Netflix’s The School for Good and Evil doesn’t deviate all that largely from the source material, but co-writers Feig and David Magee’s script does feature a handful updates that make the story pop a little bit differently. Most everyone in the Gavaldon of Chainani’s book is generally aware of the existence of magic and how two children from the town seem to disappear under mysterious circumstances every four years. But Agatha and Sophie have no idea what they’re getting into in Netflix’s film when they end up in the Endless Woods one evening and are accosted by an otherworldly monster that carries them off into the night sky.
Many of The School for Good and Evil’s core ideas and plot points will ring more than familiar to anyone who’s picked up a novel about kids enrolling in a magic school, which is likely why Netflix’s movie takes care to gloss over a number of the book’s narrative beats that might make it feel too similar to other YA fantasy franchises. Rather than hammering home what all the School for Good and Evil is from the jump, the film instead tries to impress it upon you with one of its many surprisingly majestic, VFX-heavy sequences that gives you a bird’s-eye view of the institution on the first day of student orientation.
It’s as Agatha, Sophie, and all their new classmates are falling out of the sky into either the School for Good or the School for Evil that The School for Good and Evil starts to feel like it’s genuinely having fun before its story takes an inevitable dark turn. But it’s when the film’s curiously stacked cast of pitch hitters all start to show up in a series of resplendent gowns and suits that you can really see how intent Netflix is on The School for Good and Evil appealing to a broad audience.
Wylie and Caruso are both compelling and magnetic presences on screen as they become fast friends (and enemies) with the children of legendary fairytale heroes and villains. But it’s the slightly unhinged camp of Kerry Washington’s Professor Dovey, Charlize Theron’s Lady Lesso, and Michelle Yeoh’s Professor Anemone that end up stealing the show and selling The School for Good and Evil as a kind of meta-fairy tale about how stifling fairytales tend to be.
While the movie does still largely focus on Sophie’s dismay at being assigned to the School for Evil and Agatha’s trouble fitting in with her uber-feminine roommates in the School for Good, it also takes the time to dig into how much of their education’s being influenced by their teachers’ rivalries.
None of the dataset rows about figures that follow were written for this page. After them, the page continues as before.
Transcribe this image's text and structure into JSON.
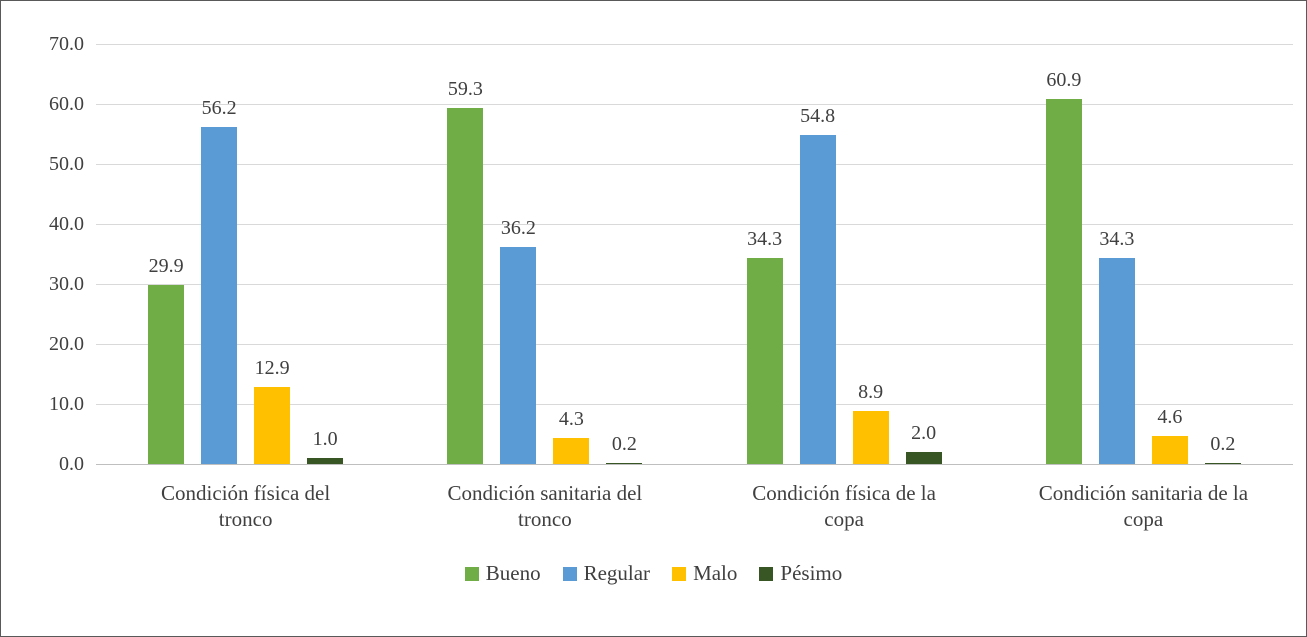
{
  "chart_data": {
    "type": "bar",
    "categories": [
      "Condición física del tronco",
      "Condición sanitaria del tronco",
      "Condición física de la copa",
      "Condición sanitaria de la copa"
    ],
    "series": [
      {
        "name": "Bueno",
        "color": "#70AD47",
        "values": [
          29.9,
          59.3,
          34.3,
          60.9
        ]
      },
      {
        "name": "Regular",
        "color": "#5B9BD5",
        "values": [
          56.2,
          36.2,
          54.8,
          34.3
        ]
      },
      {
        "name": "Malo",
        "color": "#FFC000",
        "values": [
          12.9,
          4.3,
          8.9,
          4.6
        ]
      },
      {
        "name": "Pésimo",
        "color": "#375623",
        "values": [
          1.0,
          0.2,
          2.0,
          0.2
        ]
      }
    ],
    "ylim": [
      0,
      70
    ],
    "ytick_step": 10,
    "ytick_labels": [
      "0.0",
      "10.0",
      "20.0",
      "30.0",
      "40.0",
      "50.0",
      "60.0",
      "70.0"
    ],
    "grid": "horizontal",
    "legend_position": "bottom",
    "data_labels": true
  }
}
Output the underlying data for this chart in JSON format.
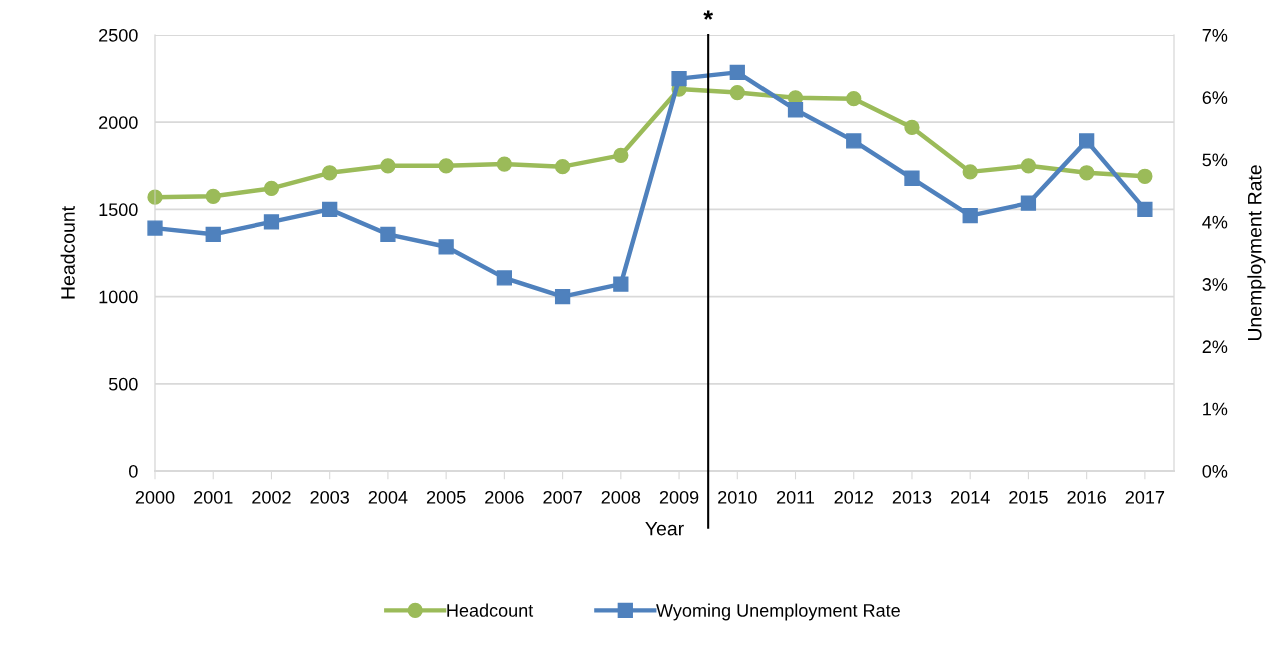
{
  "chart_data": {
    "type": "line",
    "xlabel": "Year",
    "ylabel": "Headcount",
    "y2label": "Unemployment Rate",
    "x": [
      2000,
      2001,
      2002,
      2003,
      2004,
      2005,
      2006,
      2007,
      2008,
      2009,
      2010,
      2011,
      2012,
      2013,
      2014,
      2015,
      2016,
      2017
    ],
    "xlim": [
      2000,
      2017.5
    ],
    "xticks": [
      2000,
      2001,
      2002,
      2003,
      2004,
      2005,
      2006,
      2007,
      2008,
      2009,
      2010,
      2011,
      2012,
      2013,
      2014,
      2015,
      2016,
      2017
    ],
    "ylim": [
      0,
      2500
    ],
    "yticks": [
      0,
      500,
      1000,
      1500,
      2000,
      2500
    ],
    "y2lim": [
      0,
      7
    ],
    "y2ticks": [
      {
        "value": 0,
        "label": "0%"
      },
      {
        "value": 1,
        "label": "1%"
      },
      {
        "value": 2,
        "label": "2%"
      },
      {
        "value": 3,
        "label": "3%"
      },
      {
        "value": 4,
        "label": "4%"
      },
      {
        "value": 5,
        "label": "5%"
      },
      {
        "value": 6,
        "label": "6%"
      },
      {
        "value": 7,
        "label": "7%"
      }
    ],
    "series": [
      {
        "name": "Headcount",
        "color": "#9bbb59",
        "marker": "circle",
        "values": [
          1570,
          1575,
          1620,
          1710,
          1750,
          1750,
          1760,
          1745,
          1810,
          2190,
          2170,
          2140,
          2135,
          1970,
          1715,
          1750,
          1710,
          1690
        ]
      },
      {
        "name": "Wyoming Unemployment Rate",
        "color": "#4f81bd",
        "marker": "square",
        "axis": "y2",
        "values": [
          3.9,
          3.8,
          4.0,
          4.2,
          3.8,
          3.6,
          3.1,
          2.8,
          3.0,
          6.3,
          6.4,
          5.8,
          5.3,
          4.7,
          4.1,
          4.3,
          5.3,
          4.2
        ]
      }
    ],
    "ref_lines": [
      {
        "axis": "x",
        "value": 2009.5,
        "label": "*",
        "color": "#000000",
        "line_style": "solid"
      }
    ],
    "grid": "y",
    "legend": "bottom",
    "line_style": "solid"
  }
}
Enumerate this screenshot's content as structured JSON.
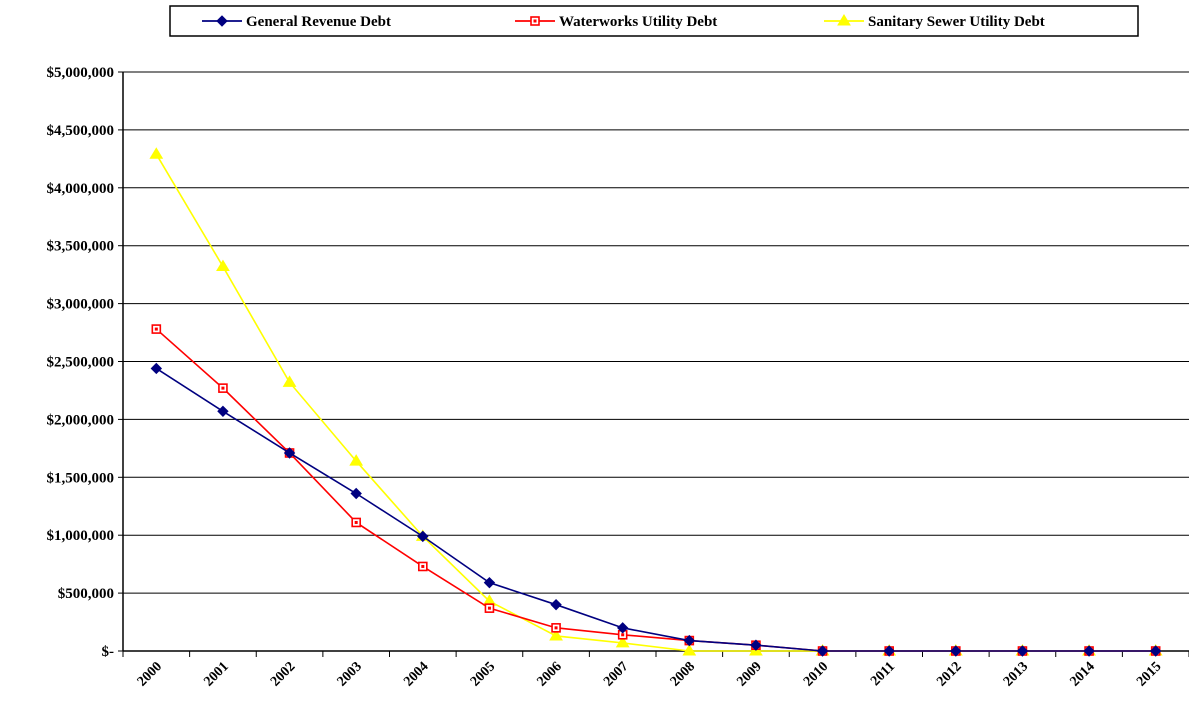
{
  "chart_data": {
    "type": "line",
    "categories": [
      "2000",
      "2001",
      "2002",
      "2003",
      "2004",
      "2005",
      "2006",
      "2007",
      "2008",
      "2009",
      "2010",
      "2011",
      "2012",
      "2013",
      "2014",
      "2015"
    ],
    "series": [
      {
        "name": "General Revenue Debt",
        "color": "#000080",
        "marker": "diamond",
        "values": [
          2440000,
          2070000,
          1710000,
          1360000,
          990000,
          590000,
          400000,
          200000,
          90000,
          50000,
          0,
          0,
          0,
          0,
          0,
          0
        ]
      },
      {
        "name": "Waterworks Utility Debt",
        "color": "#ff0000",
        "marker": "square",
        "values": [
          2780000,
          2270000,
          1710000,
          1110000,
          730000,
          370000,
          200000,
          140000,
          90000,
          50000,
          0,
          0,
          0,
          0,
          0,
          0
        ]
      },
      {
        "name": "Sanitary Sewer Utility Debt",
        "color": "#ffff00",
        "marker": "triangle",
        "values": [
          4290000,
          3320000,
          2320000,
          1640000,
          990000,
          430000,
          130000,
          70000,
          0,
          0,
          0,
          0,
          0,
          0,
          0,
          0
        ]
      }
    ],
    "y_ticks": [
      {
        "value": 0,
        "label": "$-"
      },
      {
        "value": 500000,
        "label": "$500,000"
      },
      {
        "value": 1000000,
        "label": "$1,000,000"
      },
      {
        "value": 1500000,
        "label": "$1,500,000"
      },
      {
        "value": 2000000,
        "label": "$2,000,000"
      },
      {
        "value": 2500000,
        "label": "$2,500,000"
      },
      {
        "value": 3000000,
        "label": "$3,000,000"
      },
      {
        "value": 3500000,
        "label": "$3,500,000"
      },
      {
        "value": 4000000,
        "label": "$4,000,000"
      },
      {
        "value": 4500000,
        "label": "$4,500,000"
      },
      {
        "value": 5000000,
        "label": "$5,000,000"
      }
    ],
    "ylim": [
      0,
      5000000
    ],
    "grid": true,
    "legend_position": "top",
    "title": "",
    "xlabel": "",
    "ylabel": ""
  }
}
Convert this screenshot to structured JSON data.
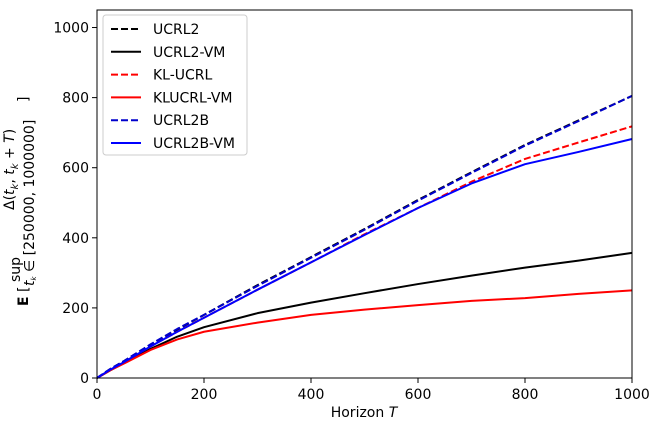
{
  "chart_data": {
    "type": "line",
    "title": "",
    "xlabel": "Horizon T",
    "xlabel_text": "Horizon ",
    "xlabel_var": "T",
    "ylabel": "E[ sup_{t_k ∈ [250000, 1000000]} Δ(t_k, t_k + T) ]",
    "ylabel_parts": {
      "bold": "E",
      "open": "[",
      "sup": "sup",
      "subscript": "t",
      "subscript_k": "k",
      "subscript_rest": " ∈ [250000, 1000000]",
      "delta": "Δ(",
      "arg1": "t",
      "arg1_k": "k",
      "arg_sep": ", ",
      "arg2": "t",
      "arg2_k": "k",
      "arg_plus": " + ",
      "arg_T": "T",
      "close_paren": ")",
      "close": "]"
    },
    "xlim": [
      0,
      1000
    ],
    "ylim": [
      0,
      1050
    ],
    "xticks": [
      0,
      200,
      400,
      600,
      800,
      1000
    ],
    "yticks": [
      0,
      200,
      400,
      600,
      800,
      1000
    ],
    "xtick_labels": [
      "0",
      "200",
      "400",
      "600",
      "800",
      "1000"
    ],
    "ytick_labels": [
      "0",
      "200",
      "400",
      "600",
      "800",
      "1000"
    ],
    "grid": false,
    "legend_position": "top-left",
    "x": [
      0,
      25,
      50,
      100,
      150,
      200,
      300,
      400,
      500,
      600,
      700,
      800,
      900,
      1000
    ],
    "series": [
      {
        "name": "UCRL2",
        "color": "#000000",
        "dash": "dashed",
        "values": [
          0,
          26,
          48,
          95,
          138,
          180,
          265,
          345,
          425,
          508,
          587,
          665,
          735,
          805
        ]
      },
      {
        "name": "UCRL2-VM",
        "color": "#000000",
        "dash": "solid",
        "values": [
          0,
          22,
          42,
          83,
          118,
          145,
          185,
          215,
          242,
          268,
          292,
          315,
          335,
          357
        ]
      },
      {
        "name": "KL-UCRL",
        "color": "#ff0000",
        "dash": "dashed",
        "values": [
          0,
          24,
          46,
          90,
          132,
          172,
          252,
          330,
          410,
          485,
          560,
          625,
          672,
          718
        ]
      },
      {
        "name": "KLUCRL-VM",
        "color": "#ff0000",
        "dash": "solid",
        "values": [
          0,
          22,
          41,
          80,
          110,
          132,
          158,
          180,
          195,
          208,
          220,
          228,
          240,
          250
        ]
      },
      {
        "name": "UCRL2B",
        "color": "#0000cc",
        "dash": "dashed",
        "values": [
          0,
          26,
          48,
          96,
          140,
          180,
          263,
          343,
          423,
          506,
          585,
          663,
          733,
          805
        ]
      },
      {
        "name": "UCRL2B-VM",
        "color": "#0000ff",
        "dash": "solid",
        "values": [
          0,
          24,
          45,
          90,
          132,
          172,
          252,
          330,
          408,
          485,
          555,
          610,
          645,
          682
        ]
      }
    ]
  }
}
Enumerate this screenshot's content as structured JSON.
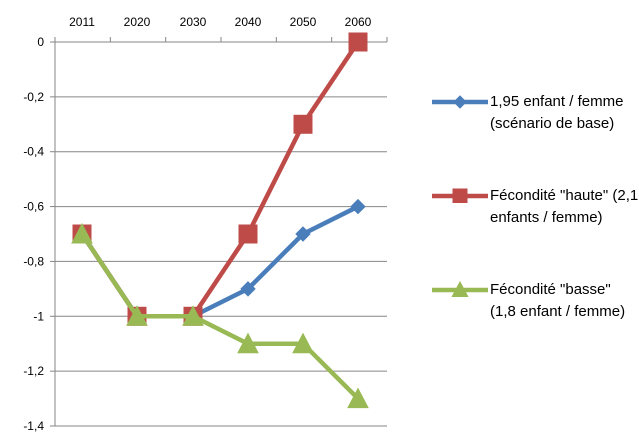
{
  "chart_data": {
    "type": "line",
    "x": [
      "2011",
      "2020",
      "2030",
      "2040",
      "2050",
      "2060"
    ],
    "ylim": [
      -1.4,
      0
    ],
    "yticks": [
      "0",
      "-0,2",
      "-0,4",
      "-0,6",
      "-0,8",
      "-1",
      "-1,2",
      "-1,4"
    ],
    "x_axis_position": "top",
    "grid": "horizontal",
    "legend_position": "right",
    "series": [
      {
        "name": "1,95 enfant / femme (scénario de base)",
        "color": "#4a7ebb",
        "marker": "diamond",
        "values": [
          -0.7,
          -1.0,
          -1.0,
          -0.9,
          -0.7,
          -0.6
        ]
      },
      {
        "name": "Fécondité \"haute\" (2,1 enfants / femme)",
        "color": "#be4b48",
        "marker": "square",
        "values": [
          -0.7,
          -1.0,
          -1.0,
          -0.7,
          -0.3,
          0.0
        ]
      },
      {
        "name": "Fécondité \"basse\" (1,8 enfant / femme)",
        "color": "#98b954",
        "marker": "triangle",
        "values": [
          -0.7,
          -1.0,
          -1.0,
          -1.1,
          -1.1,
          -1.3
        ]
      }
    ]
  }
}
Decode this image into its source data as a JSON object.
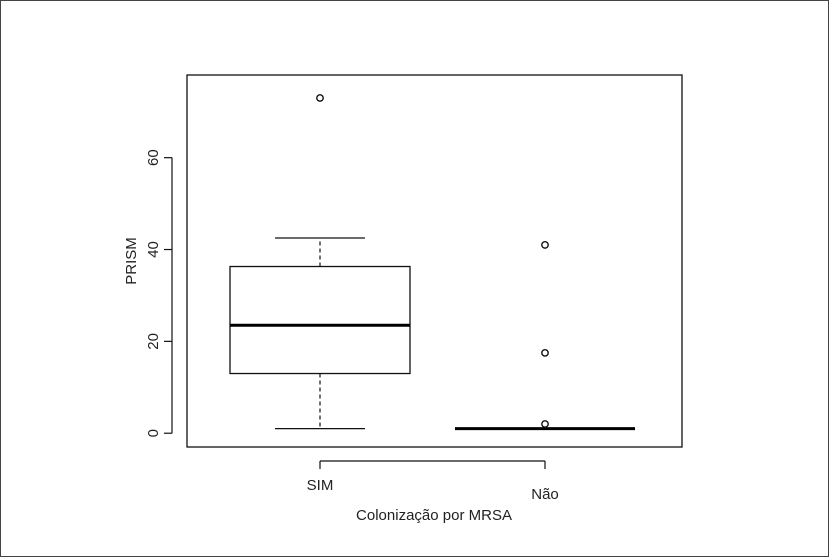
{
  "chart_data": {
    "type": "boxplot",
    "title": "",
    "xlabel": "Colonização por MRSA",
    "ylabel": "PRISM",
    "ylim": [
      -3,
      78
    ],
    "yticks": [
      0,
      20,
      40,
      60
    ],
    "categories": [
      "SIM",
      "Não"
    ],
    "boxes": [
      {
        "category": "SIM",
        "whisker_low": 1,
        "q1": 13,
        "median": 23.5,
        "q3": 36.3,
        "whisker_high": 42.5,
        "outliers": [
          73
        ]
      },
      {
        "category": "Não",
        "whisker_low": 1,
        "q1": 1,
        "median": 1,
        "q3": 1,
        "whisker_high": 1,
        "outliers": [
          41,
          17.5,
          2
        ]
      }
    ],
    "grid": false,
    "legend": "none"
  }
}
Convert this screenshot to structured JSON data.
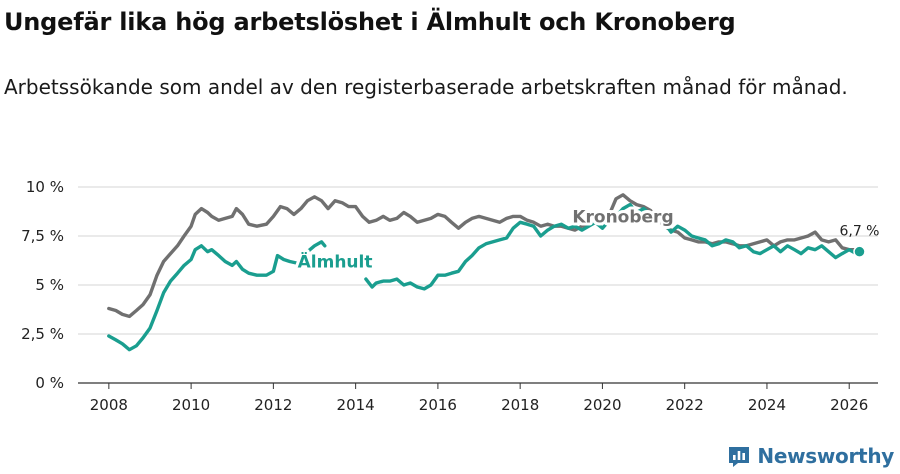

Again, the concept of a magical school’s magical teachers having magical beef with one another isn’t exactly new, and the big mystery involving the School for Good and Evil’s headmaster (Laurence Fishburne) is far too easy to piece together. But there is something very special about the way The School for Good and Evil uses Dovey and Agatha — two of its most prominent Black characters — to expand upon some of the more interesting ideas from Chainani’s book about how we define “goodness” and what kind of people we associate it with.
The School for Good and Evil’s twists probably won’t throw you for all that much of a loop, and its selection of dramatic covers tend to take away more than they add to its legitimately solid action sequences. But even though the movie was clearly made with fans of the books in mind, and it runs just a little too long to be a casual watch, it’s exactly the kind of well-produced, feature-length original project you want to see from Netflix that definitely leaves open the possibility for more installments down the line.
The School for Good and Evil also stars Kit Young, Peter Serafinowicz, Cate Blanchett, Rob Delaney, and Rachel Bloom. The film hits Netflix on October 19th.